This set-top box streams movies, music, and Web video, but its real focus is what made Kodak famous in the first place: pictures. The interface for Kodak's Theatre HD Media Streamer revolves around the photo experience. Consider this: Its Discovery Collage displays multiple images on-screen, simulating the way you spread photos out on a table. Wave the Theatre HD's gyroscopic remote and you can group your snapshots by event or even browse pictures taken at the same time every year — perfect for re-living Christmases past. The Theatre HD also serves as a convenient upload point, accepting your digital camera's memory card and copying photos to your PC as well as to online sharing sites like Flickr and Kodak's gallery.

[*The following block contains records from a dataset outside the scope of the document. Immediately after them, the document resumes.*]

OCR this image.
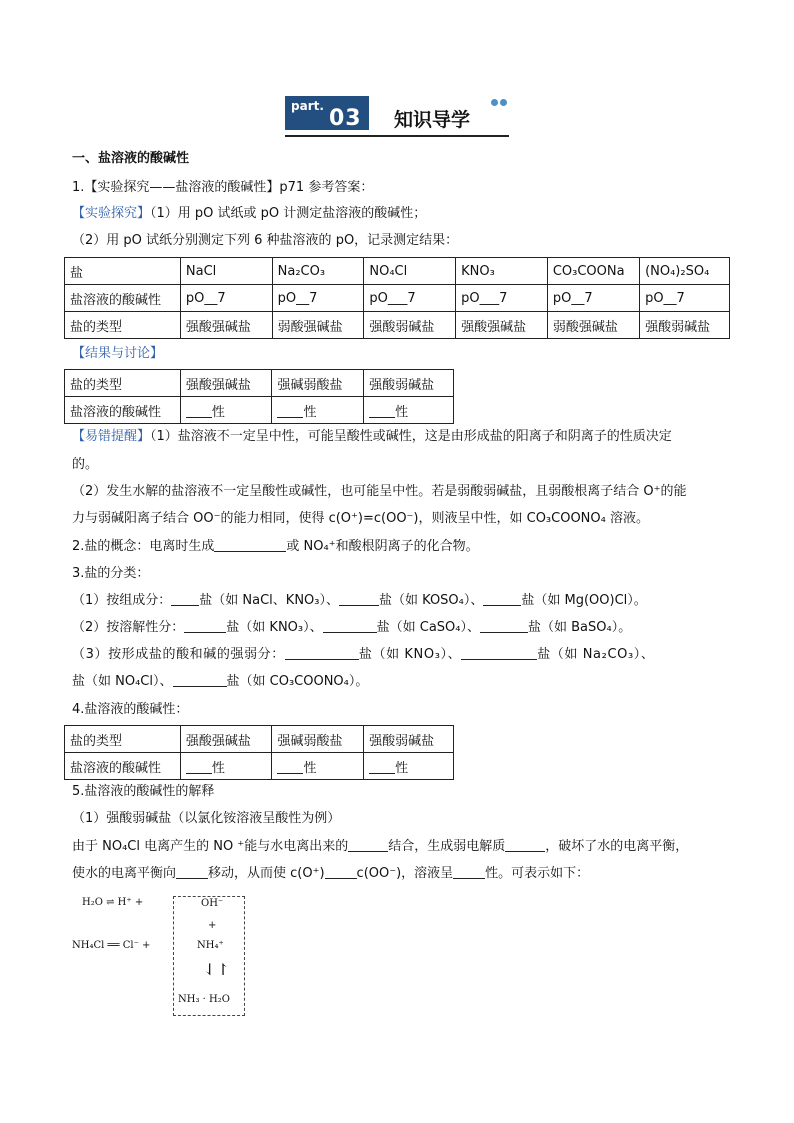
part. 03 知识导学
一、盐溶液的酸碱性
1.【实验探究——盐溶液的酸碱性】p71 参考答案：
【实验探究】（1）用 pO 试纸或 pO 计测定盐溶液的酸碱性；
（2）用 pO 试纸分别测定下列 6 种盐溶液的 pO，记录测定结果：
盐	NaCl	Na₂CO₃	NO₄Cl	KNO₃	CO₃COONa	(NO₄)₂SO₄
盐溶液的酸碱性	pO__7	pO__7	pO___7	pO___7	pO__7	pO__7
盐的类型	强酸强碱盐	弱酸强碱盐	强酸弱碱盐	强酸强碱盐	弱酸强碱盐	强酸弱碱盐
【结果与讨论】
盐的类型	强酸强碱盐	强碱弱酸盐	强酸弱碱盐
盐溶液的酸碱性	性	性	性
【易错提醒】（1）盐溶液不一定呈中性，可能呈酸性或碱性，这是由形成盐的阳离子和阴离子的性质决定
的。
（2）发生水解的盐溶液不一定呈酸性或碱性，也可能呈中性。若是弱酸弱碱盐，且弱酸根离子结合 O⁺的能
力与弱碱阳离子结合 OO⁻的能力相同，使得 c(O⁺)=c(OO⁻)，则液呈中性，如 CO₃COONO₄ 溶液。
2.盐的概念：电离时生成	或 NO₄⁺和酸根阴离子的化合物。
3.盐的分类：
（1）按组成分： 盐（如 NaCl、KNO₃）、	盐（如 KOSO₄）、	盐（如 Mg(OO)Cl）。
（2）按溶解性分：	盐（如 KNO₃）、	盐（如 CaSO₄）、	盐（如 BaSO₄）。
（3）按形成盐的酸和碱的强弱分：	盐（如 KNO₃）、	盐（如 Na₂CO₃）、
盐（如 NO₄Cl）、	盐（如 CO₃COONO₄）。
4.盐溶液的酸碱性：
盐的类型	强酸强碱盐	强碱弱酸盐	强酸弱碱盐
盐溶液的酸碱性	性	性	性
5.盐溶液的酸碱性的解释
（1）强酸弱碱盐（以氯化铵溶液呈酸性为例）
由于 NO₄Cl 电离产生的 NO ⁺能与水电离出来的	结合，生成弱电解质	，破坏了水的电离平衡，
使水的电离平衡向 移动，从而使 c(O⁺) c(OO⁻)，溶液呈 性。可表示如下：
H₂O ⇌ H⁺ +
NH₄Cl ══ Cl⁻ +
OH⁻
+
NH₄⁺
⇃↾
NH₃ · H₂O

Video doesn't go unsupported, though. The Theatre HD can stream an incredibly wide variety of video (and music) files from your PC via its N-capable wireless connection — pretty much any file not hobbled by DRM. The Theatre HD's wireless capabilities also feed a customizable one-page display of weather, sports, and headlines Kodak calls the Café. And with its optical and coaxial digital audio plus component/HDMI video outputs, the HD is almost disconcertingly simple to hook up to your HDTV.
Kodak even cut the price by $100 recently. Our only gripe: Couldn't they toss in Netflix and Amazon Unbox so we could save hundreds on our next TV or Blu-ray player?